While herbal medicine can be extremely helpful in the treatment of serious infection, there is a time and place when antibiotics are necessary. Unfortunately, many times when they are needed, they turn out to be ineffective.

I have recently been working with a patient with a MRSA infection. They suffer with a skin infection that is resistant to treatment by almost all antibiotics on the market. They picked up the infection during a short visit to the hospital, and the infection is ruthless.

In another case, a patient was given antibiotics for an extreme case of strep throat, and had to go through 4 courses of differnet antibiotics before they were successful in kicking the infection. Why? Because their body was resistant to the first 3 strains of antibiotics.
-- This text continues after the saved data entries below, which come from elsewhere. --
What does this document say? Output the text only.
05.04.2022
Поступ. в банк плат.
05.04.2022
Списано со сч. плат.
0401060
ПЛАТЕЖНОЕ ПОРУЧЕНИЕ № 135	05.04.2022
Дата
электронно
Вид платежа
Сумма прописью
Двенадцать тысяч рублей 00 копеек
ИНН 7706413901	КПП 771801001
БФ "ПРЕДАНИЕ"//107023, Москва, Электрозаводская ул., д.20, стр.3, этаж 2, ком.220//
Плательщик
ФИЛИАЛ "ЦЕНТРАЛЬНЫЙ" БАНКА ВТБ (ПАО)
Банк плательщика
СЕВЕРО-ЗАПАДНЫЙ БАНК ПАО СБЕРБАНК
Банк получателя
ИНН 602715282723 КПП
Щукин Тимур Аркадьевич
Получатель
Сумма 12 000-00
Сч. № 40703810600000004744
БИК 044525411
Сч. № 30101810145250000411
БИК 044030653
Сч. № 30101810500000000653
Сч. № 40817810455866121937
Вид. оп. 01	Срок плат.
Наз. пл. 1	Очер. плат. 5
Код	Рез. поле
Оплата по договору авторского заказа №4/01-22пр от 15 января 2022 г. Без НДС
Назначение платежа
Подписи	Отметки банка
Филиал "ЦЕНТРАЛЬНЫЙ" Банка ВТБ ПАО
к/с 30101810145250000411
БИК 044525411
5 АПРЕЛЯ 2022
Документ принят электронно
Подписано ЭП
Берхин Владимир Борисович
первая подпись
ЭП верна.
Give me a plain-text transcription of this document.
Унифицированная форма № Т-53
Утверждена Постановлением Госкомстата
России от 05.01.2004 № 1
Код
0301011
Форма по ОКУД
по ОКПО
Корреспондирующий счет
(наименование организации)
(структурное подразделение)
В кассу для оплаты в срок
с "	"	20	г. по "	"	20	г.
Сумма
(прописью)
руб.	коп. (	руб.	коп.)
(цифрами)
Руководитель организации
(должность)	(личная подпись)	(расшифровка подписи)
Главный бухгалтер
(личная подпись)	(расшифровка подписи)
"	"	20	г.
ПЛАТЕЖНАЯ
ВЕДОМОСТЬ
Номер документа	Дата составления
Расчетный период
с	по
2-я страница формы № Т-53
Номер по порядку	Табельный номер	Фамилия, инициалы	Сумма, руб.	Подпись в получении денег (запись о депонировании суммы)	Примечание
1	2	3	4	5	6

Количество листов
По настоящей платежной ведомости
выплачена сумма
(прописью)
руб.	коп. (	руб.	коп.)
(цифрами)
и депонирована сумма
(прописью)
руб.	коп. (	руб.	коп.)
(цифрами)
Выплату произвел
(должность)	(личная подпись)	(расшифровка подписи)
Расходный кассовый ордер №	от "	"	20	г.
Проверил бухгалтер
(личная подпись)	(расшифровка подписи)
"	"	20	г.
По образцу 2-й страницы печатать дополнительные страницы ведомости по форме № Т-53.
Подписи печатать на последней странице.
These cases have led me to explore more thoroughly a question on so many minds: How did such nasty antibiotic resistant infections come to exist in our society, and why are so many of us resistant to treatment with antibiotics?

1. We are prescribed antibiotics too freely and often unnecessarily.

Antibiotics are not a preventative medicine. They are to be used when there is a serious bacterial infection. They do not work on viruses, only baceria. Too often patients are given antibiotics "just in case" the patient has a bacterial infection when in reality, it is a virus that they are fighting. Whether this is a severe sore throat that is suspected (but has not been diagnosed through culture) of being strep, or a woman in labor in the hospital who tests positive for strep B, (meaning she is susceptible to a bacterial infection) yet has no signs of active infection and is given an IV drip of antibiotics preventatively, antibiotics should not be used as a preventative medicine. There are effective alternatives in each of these cases to using antibiotics.

2. Antibiotics are everywhere. We are over exposed.

Those who know me well know that I am not an alarmist when it comes to health concerns. I do my research and stive to make educated conclusions. But there is someting very real in our socety that not enough people are talking about. Antibiotics are everywhere. Most alarmingly, they are in our food.

A huge majority of the non-organic (and non-GMO Free) produce available to us contains antibiotics. Most of it is grown from seeds that have been genetically modified to resist pests and disease, thus creating a higher yeild of produce. While this seems great-- increasing yeild, and decreasing price in the stores-- it is a double edged sword. These seeds contain antibiotics in order to do their job, or the crops are sprayed with pesticides containing antibiotics, and those antibiotics get passed on to the consumer. For more information about this, check out www.momsacrossamerica.com

In addition, high levels of antibiotics are given to conventionally raised farm animals to prevent disease in over-crowded feed lots. Again, these antibiotics accumulate and are passed on to the consumer. This is one more reason to eat organic and non-GMO.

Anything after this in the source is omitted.